Overall, vibe coding is incredibly powerful for a lot of stuff. AI tools are definitely "here" and definitely are increasing producivity. It definitely has limits, largely based on the type of work you are doing and your skill level. Even if LLMs hit some sort of cap where Claude Opus 4.5 is only marginally worse than Claude Opus 6 or something, Anthropic and other companies have a lot of classic software engineering work they can do to improve things like writing code, memory management, skills, agents, etc.
In 2026, I am going to look more into ways to safely and productively use AI at work. My team primarily works in a large legacy codebase that is Ruby on Rails, but migrating our backend code to Go services gives us a lot of opportunity for velocity improvement, not only from a new codebase, typed language, and not having to worry about frontend anymore, but also by AI optimizing our Go services to increase code throughput substantially.

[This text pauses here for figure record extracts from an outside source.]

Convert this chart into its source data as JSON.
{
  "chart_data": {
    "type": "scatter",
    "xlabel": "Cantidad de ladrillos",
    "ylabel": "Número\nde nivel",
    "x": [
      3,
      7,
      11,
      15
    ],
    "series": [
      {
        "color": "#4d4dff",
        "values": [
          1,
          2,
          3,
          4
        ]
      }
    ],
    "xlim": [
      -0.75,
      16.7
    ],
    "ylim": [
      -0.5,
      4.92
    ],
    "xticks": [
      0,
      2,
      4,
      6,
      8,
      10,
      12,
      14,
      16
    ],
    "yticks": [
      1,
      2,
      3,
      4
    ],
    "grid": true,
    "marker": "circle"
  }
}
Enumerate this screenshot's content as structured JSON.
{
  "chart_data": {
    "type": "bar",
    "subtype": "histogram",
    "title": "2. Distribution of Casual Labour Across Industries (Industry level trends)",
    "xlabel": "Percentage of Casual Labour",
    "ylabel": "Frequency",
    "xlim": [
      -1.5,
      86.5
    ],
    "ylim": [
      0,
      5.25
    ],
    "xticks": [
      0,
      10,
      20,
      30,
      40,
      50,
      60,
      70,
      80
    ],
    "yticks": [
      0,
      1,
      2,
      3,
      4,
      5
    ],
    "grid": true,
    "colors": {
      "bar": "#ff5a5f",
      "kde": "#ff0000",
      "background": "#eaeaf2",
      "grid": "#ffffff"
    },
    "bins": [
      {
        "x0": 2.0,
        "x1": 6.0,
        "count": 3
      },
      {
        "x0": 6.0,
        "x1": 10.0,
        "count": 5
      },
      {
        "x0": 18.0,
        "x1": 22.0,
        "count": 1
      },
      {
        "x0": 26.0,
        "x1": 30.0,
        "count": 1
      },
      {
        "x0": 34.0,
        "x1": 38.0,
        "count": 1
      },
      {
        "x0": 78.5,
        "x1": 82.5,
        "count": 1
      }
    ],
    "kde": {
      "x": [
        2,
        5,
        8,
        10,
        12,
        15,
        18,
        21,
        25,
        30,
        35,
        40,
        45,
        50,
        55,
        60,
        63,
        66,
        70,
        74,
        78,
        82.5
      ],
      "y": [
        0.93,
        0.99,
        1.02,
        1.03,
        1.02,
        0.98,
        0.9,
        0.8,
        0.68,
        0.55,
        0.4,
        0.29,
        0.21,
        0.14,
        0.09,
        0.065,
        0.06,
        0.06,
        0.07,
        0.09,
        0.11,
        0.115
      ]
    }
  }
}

At Justworks, we are domain heavy, so I want to play around a bit more with skills and potentially keeping skills in sync with our internal knowledge base, such that the Claude skills can function as relevant business experts, combined with Claude agents that are experts in Go, database design, API design, etc., my engineers could focus on the harder problems of scaling, good architecture design, implementation trade offs, code quality, etc.